Presidente diz que pagou ingresso para poder ver jogos

Por conta da morte de Serginho, Nairo foi punido com um gancho de dois anos pelo Superior Tribunal de Justiça Desportiva (STJD) e foi impedido de exercer qualquer atividade relacionada ao futebol. Depois, conseguiu a diminuição para um ano. Porém, no período que ficou suspenso não podia assinar nenhum documento oficial, nem frequentar estádios como membro da delegação ou entrar em vestiários.

“Segui trabalhando dentro do clube, não tive problema. Para ir a jogo, eu pagava ingresso, não ficava no camarote e nem ia para o vestiário”, disse Nairo, que condena a atitude tomada pelo STJD. O Tribunal ainda puniu o São Caetano com a perda de 24 pontos.
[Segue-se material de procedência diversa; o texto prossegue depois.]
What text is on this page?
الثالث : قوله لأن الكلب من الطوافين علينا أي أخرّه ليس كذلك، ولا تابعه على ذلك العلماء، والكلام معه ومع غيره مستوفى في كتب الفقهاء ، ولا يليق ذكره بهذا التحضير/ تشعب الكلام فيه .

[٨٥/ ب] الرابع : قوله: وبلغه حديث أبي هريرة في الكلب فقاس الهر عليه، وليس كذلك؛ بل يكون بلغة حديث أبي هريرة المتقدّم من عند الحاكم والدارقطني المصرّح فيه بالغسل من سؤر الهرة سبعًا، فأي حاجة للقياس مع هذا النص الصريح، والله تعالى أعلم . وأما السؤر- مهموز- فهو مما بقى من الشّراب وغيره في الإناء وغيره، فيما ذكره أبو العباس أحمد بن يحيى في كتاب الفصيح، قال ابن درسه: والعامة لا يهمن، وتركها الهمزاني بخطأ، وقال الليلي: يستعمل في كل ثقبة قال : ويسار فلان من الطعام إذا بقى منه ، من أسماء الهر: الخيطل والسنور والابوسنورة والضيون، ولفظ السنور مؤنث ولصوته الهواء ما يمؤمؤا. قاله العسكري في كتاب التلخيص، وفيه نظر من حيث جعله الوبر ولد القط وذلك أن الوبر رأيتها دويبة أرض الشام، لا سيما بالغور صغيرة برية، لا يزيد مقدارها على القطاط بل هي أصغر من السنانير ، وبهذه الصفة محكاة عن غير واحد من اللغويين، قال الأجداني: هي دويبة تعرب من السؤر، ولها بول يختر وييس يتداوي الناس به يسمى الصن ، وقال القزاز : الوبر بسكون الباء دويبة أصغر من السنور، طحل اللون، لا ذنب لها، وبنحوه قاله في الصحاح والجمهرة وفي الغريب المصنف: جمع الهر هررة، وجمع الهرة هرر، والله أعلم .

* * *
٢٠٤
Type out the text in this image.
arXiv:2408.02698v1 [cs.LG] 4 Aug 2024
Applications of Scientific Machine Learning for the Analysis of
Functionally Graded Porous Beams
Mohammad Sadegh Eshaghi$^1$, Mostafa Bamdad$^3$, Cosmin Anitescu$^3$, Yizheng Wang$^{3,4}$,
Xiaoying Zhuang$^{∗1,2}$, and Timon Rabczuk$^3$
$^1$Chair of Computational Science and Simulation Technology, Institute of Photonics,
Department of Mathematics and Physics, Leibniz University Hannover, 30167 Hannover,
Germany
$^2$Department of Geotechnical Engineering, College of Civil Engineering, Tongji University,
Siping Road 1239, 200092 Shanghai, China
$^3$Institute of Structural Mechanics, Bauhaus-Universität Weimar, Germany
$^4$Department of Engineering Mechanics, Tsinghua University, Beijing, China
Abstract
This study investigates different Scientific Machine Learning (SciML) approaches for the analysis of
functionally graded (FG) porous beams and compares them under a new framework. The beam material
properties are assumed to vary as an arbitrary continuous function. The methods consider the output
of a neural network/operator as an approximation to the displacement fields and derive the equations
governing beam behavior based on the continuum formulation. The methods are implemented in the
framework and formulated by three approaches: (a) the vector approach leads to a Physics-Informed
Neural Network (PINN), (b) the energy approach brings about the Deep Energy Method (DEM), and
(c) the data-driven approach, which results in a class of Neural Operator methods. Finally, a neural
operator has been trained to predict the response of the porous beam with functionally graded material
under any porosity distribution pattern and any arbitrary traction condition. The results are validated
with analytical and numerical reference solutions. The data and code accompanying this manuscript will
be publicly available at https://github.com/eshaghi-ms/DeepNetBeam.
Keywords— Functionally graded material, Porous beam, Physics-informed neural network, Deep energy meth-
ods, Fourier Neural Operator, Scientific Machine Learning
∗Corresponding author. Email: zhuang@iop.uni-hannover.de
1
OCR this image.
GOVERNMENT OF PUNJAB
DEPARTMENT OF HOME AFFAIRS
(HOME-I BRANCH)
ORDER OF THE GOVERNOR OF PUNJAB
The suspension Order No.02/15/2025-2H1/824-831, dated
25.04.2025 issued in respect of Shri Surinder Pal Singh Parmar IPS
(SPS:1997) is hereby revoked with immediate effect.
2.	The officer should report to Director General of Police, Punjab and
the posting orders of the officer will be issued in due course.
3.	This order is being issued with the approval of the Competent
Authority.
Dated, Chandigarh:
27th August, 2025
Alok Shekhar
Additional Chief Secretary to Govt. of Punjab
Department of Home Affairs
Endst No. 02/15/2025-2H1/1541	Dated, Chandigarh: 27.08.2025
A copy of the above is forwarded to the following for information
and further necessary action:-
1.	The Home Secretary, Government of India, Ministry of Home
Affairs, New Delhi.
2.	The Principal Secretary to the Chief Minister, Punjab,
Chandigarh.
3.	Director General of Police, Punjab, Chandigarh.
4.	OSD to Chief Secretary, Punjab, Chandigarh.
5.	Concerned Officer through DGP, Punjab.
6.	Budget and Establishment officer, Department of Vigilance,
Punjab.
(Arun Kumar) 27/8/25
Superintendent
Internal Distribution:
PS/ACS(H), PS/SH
“Foi exagero do STJD de querer pegar um clube e fazer sensacionalismo e mostrar algo para o futebol brasileiro, mesmo porque fomos absolvidos na Justiça Comum. Nos tiraram 24 pontos, quase caímos naquele ano. Naquele momento, acho que foi mais um ato do STJD para querer mostrar algo para o povo brasileiro do que analisar tudo. Não tínhamos culpa de nada. Qual era função do São Caetano? Era fazer os exames. Poderíamos pagar se tivesse negligência de nossa parte. Mas cumprimos com todas normas legais para ter o atleta em atividade”, afirmou.

Nairo conta ainda que hoje tem pouca relação com Elaine Cristina, viúva de Serginho, mas que o São Caetano honrou com todos os seus compromissos.

“O São Caetano honrou os 13 meses restantes em contrato. Pagamos o salário em dia para não deixar a  famíla desamparada. O São Caetano deu toda a assistência enquanto o contrato permanecia. A Elaine nunca precisou do São Caetano, mas estaríamos sempre persentes pelo que ele (Serginho) representava para nós. Estamos sempre às ordens da família”,  concluiu.